Section 32.2 Newton's method for multivariate minimization

Recall from Chapter 10 that the Newton method for solving a vector equation \(\mathbf F(\mathbf x) = 0\) proceeds in iterative steps of the form \(\mathbf x = \mathbf a - J(\mathbf a)^{-1} \mathbf F(\mathbf a)\) where \(J\) is the Jacobian matrix of \(\mathbf F\text{.}\) For the purpose of minimizing a scalar function \(f\text{,}\) we let \(\mathbf F = \nabla f\text{.}\) The Jacobian matrix \(J\) of \(\mathbf F\) then becomes the Hessian matrix of \(f\text{,}\) which is the matrix of all second-order partial derivatives.

\begin{equation*} H = \begin{pmatrix} \partial^2 f/\partial x_1^2 & \partial^2 f/\partial x_1\partial x_2 \\ \partial^2 f/\partial x_1\partial x_2 & \partial^2 f/\partial x_2^2 \end{pmatrix} \end{equation*}

Thus, the Newton method for minimization proceeds in steps \(\mathbf x = \mathbf a - H^{-1} \nabla f(\mathbf a)\text{.}\) One can view the application of \(H^{-1}\) as the “course correction”: with rare exceptions, the method does not choose the direction of steepest descent. For the badly scaled quadratic function (32.1.1) the Newton direction is right on target: since

\begin{equation*} H = \begin{pmatrix} 2 & 0 \\ 0 & 2\cdot 10^{6} \end{pmatrix} \end{equation*}

the step taken from any point \(\mathbf a\) is

\begin{equation*} -H^{-1} \nabla f(\mathbf a) = - \begin{pmatrix} 1/2 & 0 \\ 0 & (1/2)\cdot 10^{-6} \end{pmatrix} \begin{pmatrix} 2a_1 \\ 2\cdot 10^6 a_2 \end{pmatrix} = -\mathbf a \end{equation*}

so we arrive at the minimum \(\mathbf x = 0\) after one step. This works for any quadratic function.

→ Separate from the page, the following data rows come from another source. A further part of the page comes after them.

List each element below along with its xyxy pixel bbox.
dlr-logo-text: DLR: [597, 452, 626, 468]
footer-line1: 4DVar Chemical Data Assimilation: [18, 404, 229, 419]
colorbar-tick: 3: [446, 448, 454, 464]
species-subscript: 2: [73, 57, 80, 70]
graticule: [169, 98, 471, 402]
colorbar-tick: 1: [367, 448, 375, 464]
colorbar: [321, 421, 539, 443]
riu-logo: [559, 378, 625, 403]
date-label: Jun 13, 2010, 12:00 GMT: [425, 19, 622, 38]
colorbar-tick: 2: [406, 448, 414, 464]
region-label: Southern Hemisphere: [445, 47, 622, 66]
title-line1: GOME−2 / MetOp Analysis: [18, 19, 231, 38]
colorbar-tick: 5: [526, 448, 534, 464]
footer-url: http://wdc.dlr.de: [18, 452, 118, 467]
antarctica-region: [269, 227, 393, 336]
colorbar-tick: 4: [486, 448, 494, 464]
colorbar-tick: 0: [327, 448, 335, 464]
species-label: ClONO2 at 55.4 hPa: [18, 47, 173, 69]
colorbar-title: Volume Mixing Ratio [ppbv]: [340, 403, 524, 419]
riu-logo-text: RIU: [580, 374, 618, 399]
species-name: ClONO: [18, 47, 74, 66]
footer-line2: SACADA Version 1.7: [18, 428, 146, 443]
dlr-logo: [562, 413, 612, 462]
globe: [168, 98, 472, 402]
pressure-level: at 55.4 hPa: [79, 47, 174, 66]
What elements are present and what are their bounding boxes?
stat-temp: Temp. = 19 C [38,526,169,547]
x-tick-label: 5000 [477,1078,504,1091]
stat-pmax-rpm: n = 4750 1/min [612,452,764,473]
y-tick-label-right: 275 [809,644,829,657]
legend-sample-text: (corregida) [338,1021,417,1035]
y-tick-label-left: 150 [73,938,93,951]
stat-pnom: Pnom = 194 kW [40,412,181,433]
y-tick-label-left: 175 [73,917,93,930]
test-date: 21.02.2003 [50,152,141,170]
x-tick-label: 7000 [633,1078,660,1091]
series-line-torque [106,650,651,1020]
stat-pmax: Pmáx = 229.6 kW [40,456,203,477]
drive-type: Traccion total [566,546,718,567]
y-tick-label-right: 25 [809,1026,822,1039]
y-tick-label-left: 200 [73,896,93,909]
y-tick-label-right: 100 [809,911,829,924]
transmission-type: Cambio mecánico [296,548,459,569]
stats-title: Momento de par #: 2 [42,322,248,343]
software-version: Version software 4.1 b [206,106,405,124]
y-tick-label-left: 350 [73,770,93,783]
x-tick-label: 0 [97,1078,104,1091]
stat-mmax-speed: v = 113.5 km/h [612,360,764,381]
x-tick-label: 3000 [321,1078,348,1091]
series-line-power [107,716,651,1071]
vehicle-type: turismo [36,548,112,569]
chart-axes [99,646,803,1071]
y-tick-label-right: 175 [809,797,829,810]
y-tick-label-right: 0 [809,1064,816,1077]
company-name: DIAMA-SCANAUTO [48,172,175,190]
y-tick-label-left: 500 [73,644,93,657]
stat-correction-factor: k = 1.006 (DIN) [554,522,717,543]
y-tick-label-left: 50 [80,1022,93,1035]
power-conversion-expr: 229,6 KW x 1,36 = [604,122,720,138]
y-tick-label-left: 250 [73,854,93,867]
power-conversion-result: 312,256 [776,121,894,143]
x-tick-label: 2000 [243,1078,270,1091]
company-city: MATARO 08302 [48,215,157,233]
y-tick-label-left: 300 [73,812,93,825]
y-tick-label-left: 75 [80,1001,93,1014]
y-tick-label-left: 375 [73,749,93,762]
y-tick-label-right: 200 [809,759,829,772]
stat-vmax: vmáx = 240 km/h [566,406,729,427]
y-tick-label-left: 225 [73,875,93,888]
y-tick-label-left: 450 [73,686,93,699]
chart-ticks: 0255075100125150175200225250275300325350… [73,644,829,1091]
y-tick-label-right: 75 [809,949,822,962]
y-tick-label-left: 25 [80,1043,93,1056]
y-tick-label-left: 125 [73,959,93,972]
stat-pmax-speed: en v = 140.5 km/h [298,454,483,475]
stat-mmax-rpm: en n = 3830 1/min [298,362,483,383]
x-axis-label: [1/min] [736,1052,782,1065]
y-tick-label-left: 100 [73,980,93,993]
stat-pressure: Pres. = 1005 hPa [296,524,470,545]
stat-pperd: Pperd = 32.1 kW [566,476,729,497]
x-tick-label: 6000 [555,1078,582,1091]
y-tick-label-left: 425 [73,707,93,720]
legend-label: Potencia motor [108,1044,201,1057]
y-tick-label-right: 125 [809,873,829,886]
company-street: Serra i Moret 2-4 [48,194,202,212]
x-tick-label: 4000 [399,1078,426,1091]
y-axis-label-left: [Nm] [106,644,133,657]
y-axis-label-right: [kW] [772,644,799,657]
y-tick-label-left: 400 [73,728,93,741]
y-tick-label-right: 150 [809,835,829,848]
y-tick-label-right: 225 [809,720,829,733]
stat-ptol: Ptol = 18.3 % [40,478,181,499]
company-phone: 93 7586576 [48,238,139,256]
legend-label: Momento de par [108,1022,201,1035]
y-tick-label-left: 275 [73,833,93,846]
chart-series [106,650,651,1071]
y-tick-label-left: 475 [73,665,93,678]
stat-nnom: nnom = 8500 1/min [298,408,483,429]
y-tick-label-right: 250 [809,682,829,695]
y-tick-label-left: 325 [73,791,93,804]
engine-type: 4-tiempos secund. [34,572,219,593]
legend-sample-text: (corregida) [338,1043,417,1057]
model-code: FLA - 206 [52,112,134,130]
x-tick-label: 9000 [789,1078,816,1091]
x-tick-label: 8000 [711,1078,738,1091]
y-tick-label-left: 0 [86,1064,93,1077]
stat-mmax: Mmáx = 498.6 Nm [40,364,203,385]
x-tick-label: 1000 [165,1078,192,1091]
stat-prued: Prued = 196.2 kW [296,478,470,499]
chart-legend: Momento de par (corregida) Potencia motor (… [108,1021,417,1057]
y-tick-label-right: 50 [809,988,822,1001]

Since a smooth function locally looks like a quadratic polynomial (2nd order Taylor polynomial), Newton's method has a chance of improving the situation even for challenging functions like Rosenbrock's. Let us try it out.

Minimize Rosenbrock's function (32.1.2) using Newton's method with a random starting point randn(2, 1). Plot the path of the search.

Solution

The gradient of Rosenbrock's function is (32.1.3) and its Hessian matrix is

\begin{equation} \begin{pmatrix} 2 + 400 (x_1^2-x_2) + 800 x_1^2 & -400x_1 \\ -400 x_1 & 200 \end{pmatrix}\label{eq-rosenbrock-hess}\tag{32.2.1} \end{equation}
f = @(x) (x(1)-1).^2 + 100*(x(1).^2 - x(2)).^2;
fg = @(x) [2*(x(1)-1) + 400*(x(1).^2 - x(2))*x(1); -200*(x(1).^2 - x(2))];
fh = @(x) [2 + 400*(x(1)^2-x(2)) + 800*x(1)^2,  -400*x(1); -400*x(1), 200];
x = randn(2, 1);

max_tries = 10000;

path = zeros(2, max_tries);
for k=1:max_tries
    path(:, k) = x;
    dx = -fh(x)\fg(x);
    x = x + dx;
    if norm(dx) < 1e-6
        break
    end
end

plot(path(1, 1:k), path(2, 1:k), '-+')
if k < max_tries
    fprintf('Found x = (%g, %g) with f(x) = %g after %d steps\n', x, f(x), k);
else
    disp('Failed to converge')
end

The process usually makes a few seemingly random jumps but then quickly converges.

The downsides of Newton's method were already noted in Section 30.3: it requires second-order derivatives, and it could just as well converge to a local maximum.